I have written about "Torah Lishmah" (Torah study for its own sake) in other posts. It is a concept that I really love.
Starting today, the Virtual Beit Midrash is offering a class entitled, "Torah Lishmah - A New Horizon" by Rav Elyakim Krumbein -- http://vbm-torah.org/archive/lishmah/01lishmah.htm
I really look forward to it and cannot recommend it enough. In the course Rav Krumbein will be dealing with one of my favorite Orthodox works of commentary -- Rabbi Dr. Norman Lamm’s work, Torah Lishmah: Torah for Torah’s Sake in the Works of Rabbi Hayyim of Volozhin and his Contemporaries.
In the opening shiur Rav Krumbein quotes Rav Shagar z”l, "One who is not prepared to be part of that tradition and thinks he can begin the Torah by himself, one who is not prepared to reach that intimacy with the world of Torah and with Judaism, one who wants to be an individualist and remain alienated, and study like a 'maskil' – he will never be a ben Torah."
In the footnote to this quote, Rav Krumbein writes, "These words were written by a man who is regarded as a most original thinker and lamdan, despite the tension that he faced between creativity and fealty to tradition, as mentioned in that book." This description makes me want to learn more about Rav Shagar.
What I find interesting is that in David Brooks' Op-Ed column in the New York Times today, entitled, "What Life Asks of Us" he wrote, "In this way of living [living within institutions], to borrow an old phrase, we are not defined by what we ask of life.
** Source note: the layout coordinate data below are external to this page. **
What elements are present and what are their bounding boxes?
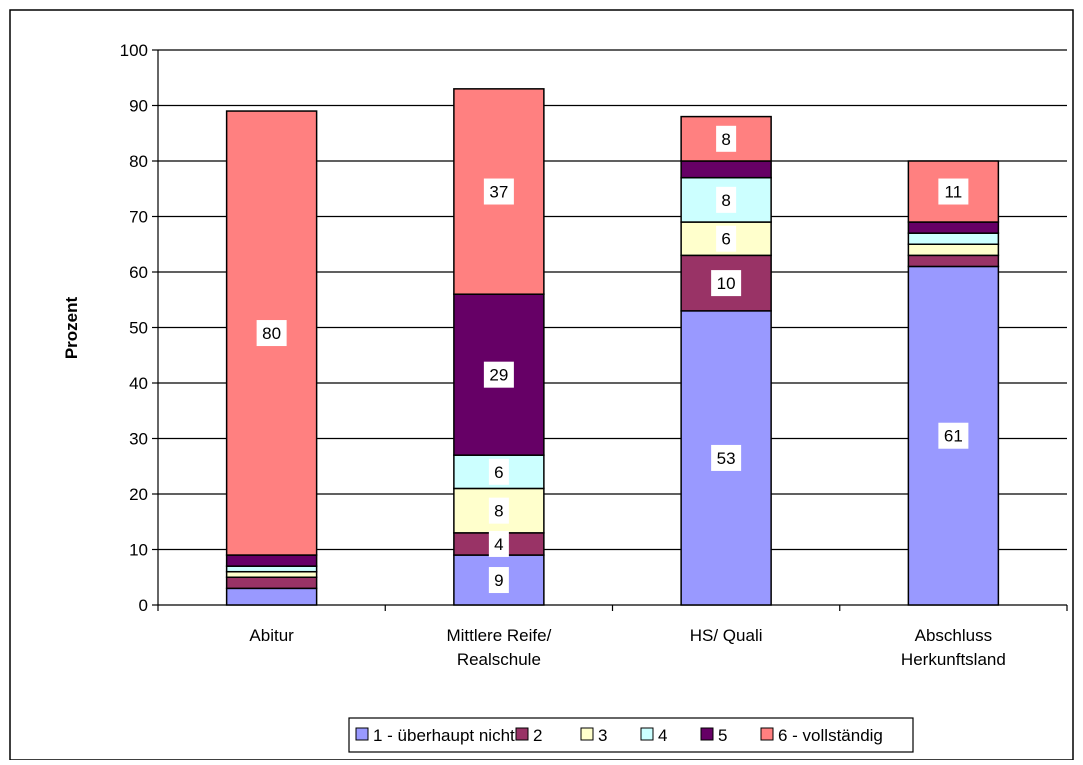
legend-label: 1 - überhaupt nicht	[373, 726, 515, 745]
legend-label: 4	[658, 726, 667, 745]
x-tick-label: Mittlere Reife/Realschule	[446, 626, 551, 669]
y-tick-label: 30	[129, 430, 148, 449]
bar-segment	[225, 576, 318, 590]
bar-segment	[225, 554, 318, 567]
data-label-box	[716, 225, 737, 252]
data-label-box	[711, 270, 742, 297]
y-tick-label: 20	[129, 485, 148, 504]
bar-segment	[907, 232, 1000, 245]
data-label: 10	[717, 274, 736, 293]
y-tick-label: 70	[129, 208, 148, 227]
data-label-box	[716, 186, 737, 213]
bar-segment	[907, 254, 1000, 268]
data-label-box	[938, 178, 969, 205]
data-label: 9	[494, 571, 503, 590]
legend-label: 5	[718, 726, 727, 745]
legend-swatch	[700, 727, 714, 741]
legend-swatch	[355, 727, 369, 741]
data-label: 11	[945, 183, 963, 202]
y-tick-label: 90	[129, 97, 148, 116]
y-axis-title: Prozent	[62, 296, 81, 359]
data-label: 8	[721, 191, 730, 210]
y-tick-label: 100	[120, 41, 148, 60]
data-label: 61	[944, 427, 963, 446]
data-label-box	[488, 567, 509, 594]
data-label: 80	[262, 324, 281, 343]
data-label-box	[488, 458, 509, 485]
data-label-box	[256, 320, 287, 347]
data-label-box	[488, 497, 509, 524]
data-label-box	[488, 530, 509, 557]
y-tick-label: 50	[129, 319, 148, 338]
bar-segment	[680, 160, 772, 179]
bars	[225, 88, 1000, 606]
x-tick-label: Abitur	[249, 626, 294, 645]
data-label: 6	[721, 230, 730, 249]
data-label: 4	[494, 535, 503, 554]
data-label: 53	[717, 449, 736, 468]
legend-box	[348, 717, 914, 753]
legend-swatch	[515, 727, 529, 741]
data-label-box	[483, 361, 514, 388]
y-tick-label: 80	[129, 152, 148, 171]
data-label: 8	[494, 502, 503, 521]
y-tick-label: 40	[129, 374, 148, 393]
data-label-box	[483, 178, 514, 205]
y-tick-label: 60	[129, 263, 148, 282]
bar-segment	[225, 570, 318, 579]
bar-segment	[225, 565, 318, 573]
y-tick-label: 10	[129, 541, 148, 560]
axes: 0 10 20 30 40 50 60 70 80 90 100 Abitur Mittlere Rei…	[120, 41, 1068, 669]
data-label: 6	[494, 463, 503, 482]
bar-segment	[907, 243, 1000, 257]
bar-segment	[907, 160, 1000, 223]
data-label: 29	[489, 366, 508, 385]
x-tick-label: Abschluss Herkunftsland	[901, 626, 1006, 669]
legend-label: 6 - vollständig	[778, 726, 883, 745]
bar-segment	[225, 587, 318, 606]
data-label-box	[938, 422, 969, 449]
legend: 1 - überhaupt nicht 2 3 4 5 6 - vollständig	[348, 717, 914, 753]
legend-label: 2	[533, 726, 542, 745]
data-label: 37	[489, 183, 508, 202]
legend-swatch	[640, 727, 654, 741]
data-label-box	[716, 125, 737, 152]
legend-swatch	[760, 727, 774, 741]
bar-segment	[907, 221, 1000, 234]
data-label-box	[711, 444, 742, 471]
y-tick-label: 0	[139, 596, 148, 615]
data-label: 8	[721, 130, 730, 149]
legend-swatch	[580, 727, 594, 741]
data-labels: 80 9 4 8 6 29 37 53 10 6 8 8 61 11	[256, 125, 969, 594]
legend-label: 3	[598, 726, 607, 745]
x-tick-label: HS/ Quali	[690, 626, 763, 645]
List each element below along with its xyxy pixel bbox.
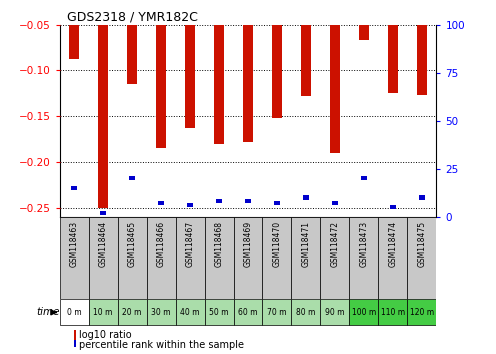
Bar — [216, 199, 222, 204]
Bar — [234, 299, 262, 325]
Text: 40 m: 40 m — [180, 308, 200, 317]
Bar — [60, 217, 88, 299]
Bar — [408, 217, 436, 299]
Bar — [420, 195, 425, 200]
Bar — [292, 299, 320, 325]
Bar — [262, 299, 292, 325]
Text: GSM118469: GSM118469 — [244, 221, 252, 267]
Bar — [332, 201, 338, 205]
Text: 80 m: 80 m — [296, 308, 315, 317]
Bar — [350, 299, 378, 325]
Bar — [101, 211, 106, 215]
Bar — [185, 25, 195, 128]
Text: GSM118474: GSM118474 — [388, 221, 397, 267]
Bar — [362, 176, 367, 181]
Text: 110 m: 110 m — [381, 308, 405, 317]
Text: 90 m: 90 m — [325, 308, 345, 317]
Text: GSM118464: GSM118464 — [99, 221, 108, 267]
Bar — [390, 205, 395, 209]
Text: log10 ratio: log10 ratio — [79, 330, 131, 340]
Bar — [246, 199, 250, 204]
Bar — [234, 217, 262, 299]
Text: GDS2318 / YMR182C: GDS2318 / YMR182C — [67, 11, 198, 24]
Bar — [60, 299, 88, 325]
Bar — [272, 25, 282, 118]
Bar — [301, 25, 311, 96]
Text: 0 m: 0 m — [66, 308, 81, 317]
Bar — [243, 25, 253, 142]
Bar — [378, 217, 408, 299]
Text: GSM118471: GSM118471 — [302, 221, 310, 267]
Bar — [88, 299, 118, 325]
Text: 60 m: 60 m — [238, 308, 258, 317]
Text: GSM118468: GSM118468 — [214, 221, 224, 267]
Bar — [388, 25, 398, 93]
Text: time: time — [36, 307, 60, 318]
Bar — [98, 25, 108, 209]
Bar — [214, 25, 224, 144]
Bar — [359, 25, 369, 40]
Text: 10 m: 10 m — [93, 308, 113, 317]
Text: 100 m: 100 m — [352, 308, 376, 317]
Bar — [176, 299, 204, 325]
Bar — [69, 25, 79, 59]
Bar — [187, 203, 192, 207]
Bar — [146, 299, 176, 325]
Bar — [74, 340, 76, 349]
Text: GSM118467: GSM118467 — [186, 221, 194, 267]
Text: 20 m: 20 m — [123, 308, 142, 317]
Bar — [292, 217, 320, 299]
Bar — [408, 299, 436, 325]
Bar — [118, 299, 146, 325]
Bar — [176, 217, 204, 299]
Bar — [330, 25, 340, 153]
Bar — [74, 330, 76, 340]
Text: 50 m: 50 m — [209, 308, 229, 317]
Bar — [88, 217, 118, 299]
Text: GSM118463: GSM118463 — [69, 221, 78, 267]
Text: percentile rank within the sample: percentile rank within the sample — [79, 339, 244, 349]
Bar — [320, 299, 350, 325]
Text: GSM118470: GSM118470 — [272, 221, 282, 267]
Bar — [129, 176, 134, 181]
Text: GSM118473: GSM118473 — [360, 221, 369, 267]
Bar — [274, 201, 280, 205]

We are defined by what life asks of us." He goes on to describe how the push toward individualism has degraded and devalued this approach.
For me the words from Rav Shagar and David Brooks resonate together and challenge me to listen.
1 comment:
I think that anything worth seriously attending to is likely worth it for its own sake.
This particularly applies to (Works of) Art -- and even a non-believer like the philosopher Rorty granted Torah/Talmud status as "literary" Works, whatever else.For one for whom said status is much higher -- so much more the validity of "for Itself".
A serious analogy, offered at the risk of sounding flippant: My doctor recommends that I drink, moderately but regularly. Now, if I didn't like an occasional wine or whisky, this would be a burden. It is not, thus my having a drink is an expression of both intrinsic and instrumental value -- mutually-referent and no conflict.
This perspective colours my reading of Brooks yesterday. In one sense, he was stating from the Historical/Institutional side the insight of Marx that Man makes History which makes Man who makes History, etc. What his article also does is join with President Obama in making the case that the claim the World has on us has been under-actualised lo these past four or more decades. I agree.